Paradiso amaro ha due protagonisti, Le Hawaii con le belle spiagge, il magnifico mare e la vita semplice e ‘antiborghese’ che entra prepotentemente dentro tutte le scene e nell’animo dei suoi protagonisti, e Matt King, un brav’uomo, un po’ troppo immerso nel lavoro e naturalmente un po’ distante dalla moglie e dalle due figlie che stanno crescendo ribelli e scontrose. Matt è un avvocato ricco e affermato con una grande proprietà terriera ereditata con i cugini dai bisnonni e che sta per vendere, allo stesso tempo è un uomo equilibrato che non ha mai abusato della ricchezza, ed ha abituato moglie e figlie a vivere bene ma non nel lusso né con sprechi.

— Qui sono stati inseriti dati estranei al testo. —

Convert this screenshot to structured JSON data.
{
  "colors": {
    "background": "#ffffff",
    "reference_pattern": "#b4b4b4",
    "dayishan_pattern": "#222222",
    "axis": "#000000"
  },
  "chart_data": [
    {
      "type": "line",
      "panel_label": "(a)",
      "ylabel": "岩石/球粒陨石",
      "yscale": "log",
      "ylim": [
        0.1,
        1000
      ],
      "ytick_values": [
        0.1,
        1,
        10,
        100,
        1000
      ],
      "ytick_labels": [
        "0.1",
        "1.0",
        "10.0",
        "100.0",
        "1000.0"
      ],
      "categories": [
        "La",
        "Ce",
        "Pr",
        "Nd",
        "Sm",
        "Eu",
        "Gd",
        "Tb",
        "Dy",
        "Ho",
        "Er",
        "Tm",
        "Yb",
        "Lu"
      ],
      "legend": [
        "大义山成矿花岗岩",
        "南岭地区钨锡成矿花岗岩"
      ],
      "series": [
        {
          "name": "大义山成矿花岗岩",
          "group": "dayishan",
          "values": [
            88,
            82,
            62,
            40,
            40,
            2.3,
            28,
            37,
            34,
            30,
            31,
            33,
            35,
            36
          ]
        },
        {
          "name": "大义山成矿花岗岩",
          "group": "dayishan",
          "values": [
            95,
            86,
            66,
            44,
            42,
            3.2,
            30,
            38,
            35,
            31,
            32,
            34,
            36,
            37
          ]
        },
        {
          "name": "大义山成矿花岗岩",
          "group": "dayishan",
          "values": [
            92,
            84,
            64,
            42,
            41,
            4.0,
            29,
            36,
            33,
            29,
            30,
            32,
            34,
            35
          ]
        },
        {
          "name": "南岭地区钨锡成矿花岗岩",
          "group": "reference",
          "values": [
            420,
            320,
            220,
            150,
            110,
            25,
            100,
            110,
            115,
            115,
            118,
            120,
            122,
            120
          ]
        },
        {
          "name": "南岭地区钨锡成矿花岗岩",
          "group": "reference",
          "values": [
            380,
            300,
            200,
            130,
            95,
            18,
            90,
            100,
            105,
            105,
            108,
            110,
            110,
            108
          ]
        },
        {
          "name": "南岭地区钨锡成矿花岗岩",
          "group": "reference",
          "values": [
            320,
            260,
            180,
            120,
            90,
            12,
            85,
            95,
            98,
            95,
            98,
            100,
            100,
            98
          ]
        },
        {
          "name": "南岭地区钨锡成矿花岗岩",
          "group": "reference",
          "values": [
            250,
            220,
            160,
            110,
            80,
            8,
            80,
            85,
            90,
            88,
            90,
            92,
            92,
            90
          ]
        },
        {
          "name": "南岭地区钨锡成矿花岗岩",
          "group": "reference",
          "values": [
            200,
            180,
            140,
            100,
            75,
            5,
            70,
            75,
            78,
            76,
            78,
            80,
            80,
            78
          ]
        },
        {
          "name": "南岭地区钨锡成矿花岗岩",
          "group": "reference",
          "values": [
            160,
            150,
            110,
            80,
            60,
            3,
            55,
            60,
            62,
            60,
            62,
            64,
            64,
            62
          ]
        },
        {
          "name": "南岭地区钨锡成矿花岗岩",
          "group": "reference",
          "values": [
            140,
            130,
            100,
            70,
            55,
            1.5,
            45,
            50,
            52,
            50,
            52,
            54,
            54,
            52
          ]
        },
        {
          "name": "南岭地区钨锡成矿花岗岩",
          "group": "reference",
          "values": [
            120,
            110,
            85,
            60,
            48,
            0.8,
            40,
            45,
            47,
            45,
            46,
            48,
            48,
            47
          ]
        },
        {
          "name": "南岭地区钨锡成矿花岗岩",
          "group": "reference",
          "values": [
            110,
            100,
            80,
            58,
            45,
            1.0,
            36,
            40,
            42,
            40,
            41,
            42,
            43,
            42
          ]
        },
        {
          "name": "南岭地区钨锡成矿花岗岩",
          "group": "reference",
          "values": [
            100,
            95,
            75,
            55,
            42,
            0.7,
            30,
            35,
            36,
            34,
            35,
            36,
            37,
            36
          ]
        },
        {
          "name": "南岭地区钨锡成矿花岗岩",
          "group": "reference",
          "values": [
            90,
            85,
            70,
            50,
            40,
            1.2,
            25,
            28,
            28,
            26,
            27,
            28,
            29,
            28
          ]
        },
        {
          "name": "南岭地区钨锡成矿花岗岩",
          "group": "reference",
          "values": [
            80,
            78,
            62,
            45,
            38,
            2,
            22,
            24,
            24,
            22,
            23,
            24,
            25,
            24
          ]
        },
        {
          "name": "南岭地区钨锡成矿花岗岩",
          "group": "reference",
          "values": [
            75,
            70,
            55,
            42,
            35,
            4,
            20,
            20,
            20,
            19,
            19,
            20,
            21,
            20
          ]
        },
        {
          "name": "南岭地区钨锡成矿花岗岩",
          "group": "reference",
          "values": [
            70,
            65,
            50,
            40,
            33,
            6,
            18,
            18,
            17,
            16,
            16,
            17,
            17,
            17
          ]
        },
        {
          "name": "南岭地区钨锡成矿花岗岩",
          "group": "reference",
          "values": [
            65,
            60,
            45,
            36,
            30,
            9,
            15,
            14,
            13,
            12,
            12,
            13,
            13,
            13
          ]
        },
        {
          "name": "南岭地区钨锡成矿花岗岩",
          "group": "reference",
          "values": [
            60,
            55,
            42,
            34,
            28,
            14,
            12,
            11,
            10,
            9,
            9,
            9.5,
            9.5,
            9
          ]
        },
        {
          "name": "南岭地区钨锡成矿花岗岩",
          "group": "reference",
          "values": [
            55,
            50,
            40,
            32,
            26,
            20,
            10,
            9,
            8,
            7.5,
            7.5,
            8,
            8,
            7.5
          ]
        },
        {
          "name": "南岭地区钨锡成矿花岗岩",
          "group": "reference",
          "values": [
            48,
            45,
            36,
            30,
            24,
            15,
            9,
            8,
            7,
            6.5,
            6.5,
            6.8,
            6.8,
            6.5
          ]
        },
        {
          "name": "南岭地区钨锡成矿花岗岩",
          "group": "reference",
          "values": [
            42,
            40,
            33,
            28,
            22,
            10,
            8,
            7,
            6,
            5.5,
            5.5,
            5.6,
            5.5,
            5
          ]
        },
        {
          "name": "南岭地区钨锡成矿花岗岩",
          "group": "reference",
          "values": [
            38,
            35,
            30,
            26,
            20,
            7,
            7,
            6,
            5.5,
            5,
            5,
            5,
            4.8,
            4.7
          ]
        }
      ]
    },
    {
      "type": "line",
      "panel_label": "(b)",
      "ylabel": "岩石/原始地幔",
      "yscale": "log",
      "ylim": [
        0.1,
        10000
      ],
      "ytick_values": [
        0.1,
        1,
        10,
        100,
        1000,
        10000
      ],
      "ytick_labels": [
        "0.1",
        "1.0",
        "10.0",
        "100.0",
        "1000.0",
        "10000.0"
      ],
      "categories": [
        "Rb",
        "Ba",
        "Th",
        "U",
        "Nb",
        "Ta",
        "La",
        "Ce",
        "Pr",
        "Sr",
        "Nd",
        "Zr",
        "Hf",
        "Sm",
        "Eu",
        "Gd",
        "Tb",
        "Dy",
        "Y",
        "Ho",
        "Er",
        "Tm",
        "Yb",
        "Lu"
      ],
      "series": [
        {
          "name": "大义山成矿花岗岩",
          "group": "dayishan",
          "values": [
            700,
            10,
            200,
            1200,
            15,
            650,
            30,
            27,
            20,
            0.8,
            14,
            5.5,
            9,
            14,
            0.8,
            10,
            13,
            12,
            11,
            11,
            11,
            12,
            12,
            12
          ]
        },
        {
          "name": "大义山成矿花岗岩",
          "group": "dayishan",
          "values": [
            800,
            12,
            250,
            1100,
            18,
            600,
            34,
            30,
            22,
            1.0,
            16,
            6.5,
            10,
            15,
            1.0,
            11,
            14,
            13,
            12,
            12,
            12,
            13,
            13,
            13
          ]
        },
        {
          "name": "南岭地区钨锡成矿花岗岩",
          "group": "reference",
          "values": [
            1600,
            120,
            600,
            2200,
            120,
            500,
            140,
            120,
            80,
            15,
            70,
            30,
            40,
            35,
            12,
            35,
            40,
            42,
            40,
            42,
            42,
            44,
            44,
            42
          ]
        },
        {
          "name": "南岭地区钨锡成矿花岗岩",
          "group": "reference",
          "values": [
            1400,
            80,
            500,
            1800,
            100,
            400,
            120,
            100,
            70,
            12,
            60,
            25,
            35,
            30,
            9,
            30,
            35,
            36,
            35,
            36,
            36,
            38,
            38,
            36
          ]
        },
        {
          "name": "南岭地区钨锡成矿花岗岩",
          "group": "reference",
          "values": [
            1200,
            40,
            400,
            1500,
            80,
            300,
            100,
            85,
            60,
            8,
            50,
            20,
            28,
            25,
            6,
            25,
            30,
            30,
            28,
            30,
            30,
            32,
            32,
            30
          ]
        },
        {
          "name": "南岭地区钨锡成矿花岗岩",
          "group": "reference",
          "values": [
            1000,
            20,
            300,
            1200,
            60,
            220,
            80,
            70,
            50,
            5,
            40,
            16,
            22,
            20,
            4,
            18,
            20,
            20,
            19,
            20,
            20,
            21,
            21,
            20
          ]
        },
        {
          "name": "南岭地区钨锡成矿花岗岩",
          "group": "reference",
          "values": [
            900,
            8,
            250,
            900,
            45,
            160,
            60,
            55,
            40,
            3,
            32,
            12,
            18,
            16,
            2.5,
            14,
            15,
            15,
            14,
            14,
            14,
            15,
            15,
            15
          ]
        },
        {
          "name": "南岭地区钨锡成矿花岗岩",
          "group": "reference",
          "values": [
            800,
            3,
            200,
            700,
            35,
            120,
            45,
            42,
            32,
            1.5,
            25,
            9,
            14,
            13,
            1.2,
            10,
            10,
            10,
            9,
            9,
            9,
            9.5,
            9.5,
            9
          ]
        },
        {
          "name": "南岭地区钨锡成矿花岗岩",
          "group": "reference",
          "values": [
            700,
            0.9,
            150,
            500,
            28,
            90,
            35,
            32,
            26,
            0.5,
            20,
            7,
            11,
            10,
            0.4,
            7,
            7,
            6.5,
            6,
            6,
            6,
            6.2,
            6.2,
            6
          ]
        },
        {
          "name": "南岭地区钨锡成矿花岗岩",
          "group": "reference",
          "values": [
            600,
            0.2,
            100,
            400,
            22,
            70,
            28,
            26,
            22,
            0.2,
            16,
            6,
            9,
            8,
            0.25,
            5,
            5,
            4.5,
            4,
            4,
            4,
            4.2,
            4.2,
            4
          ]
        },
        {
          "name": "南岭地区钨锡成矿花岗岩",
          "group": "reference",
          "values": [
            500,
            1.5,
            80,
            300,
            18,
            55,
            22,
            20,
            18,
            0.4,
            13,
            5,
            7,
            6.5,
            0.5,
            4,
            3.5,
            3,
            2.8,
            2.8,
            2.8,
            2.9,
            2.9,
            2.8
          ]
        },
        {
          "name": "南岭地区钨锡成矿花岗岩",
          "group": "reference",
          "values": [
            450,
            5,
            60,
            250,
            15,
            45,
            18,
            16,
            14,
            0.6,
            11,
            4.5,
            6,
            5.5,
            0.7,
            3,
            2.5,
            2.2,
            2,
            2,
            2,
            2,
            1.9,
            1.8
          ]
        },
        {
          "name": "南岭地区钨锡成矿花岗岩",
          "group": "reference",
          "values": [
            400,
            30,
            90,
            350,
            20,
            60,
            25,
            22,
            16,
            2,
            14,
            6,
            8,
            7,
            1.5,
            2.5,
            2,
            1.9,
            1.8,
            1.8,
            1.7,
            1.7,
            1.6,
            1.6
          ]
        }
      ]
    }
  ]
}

La storia inizia con la moglie di Matt, Elizabeth che ha appena avuto un incidente nautico e si trova in coma all’ospedale. Matt ritorna di corsa e l’assiste paziente sperando in una ripresa ma spera anche in un loro riavvicinamento dopo una lunga crisi mai scoppiata. Ma il dottore gli comunica che non ci sono più speranze e che dovranno staccare le macchine che la tengono in vita, anche perché lei ha lasciato un testamento biologico. Matt è così frastornato e addolorato che continua a vivere con calma e senza strazio apparente. Si ritrova con due figlie, una di dieci e l’altra di diciassette, che in realtà non conosce; Alexandra (una brava Shailene Woodley), la più grande, è stata mandata in un college per frenare la sua ribellione, beve, dice parolacce e appare meno matura di quello che in fondo è; Scottie (Amara Miller) ancora bambina, cresciuta un po’ da sola e influenzata dalla sorella. Il dolore di Matt trova una “valvola di sfogo” quando viene a sapere dalla figlia che Elisabeth aveva una relazione extraconiugale e stava per chiedergli il divorzio. Matt si mette alla ricerca dell’amante di sua moglie, mentre lei si spegne lentamente in ospedale. Matt più che scioccato è sorpreso: vuole conoscere il rivale, guardarlo in faccia, capire perché e per dirgli cosa è successo alla donna. E durante il viaggio della ricerca è accompagnato dalle due figlie che si riaffezionano a lui riformando un nucleo familiare affettuoso e armonioso.
Paradiso amaro è candidato a cinque Oscar (miglio film, miglior regia, migliore attore, miglior sceneggiatura non originale e miglior montaggio) e il bravo George Clooney ha già vinto il Golden Globe 2012.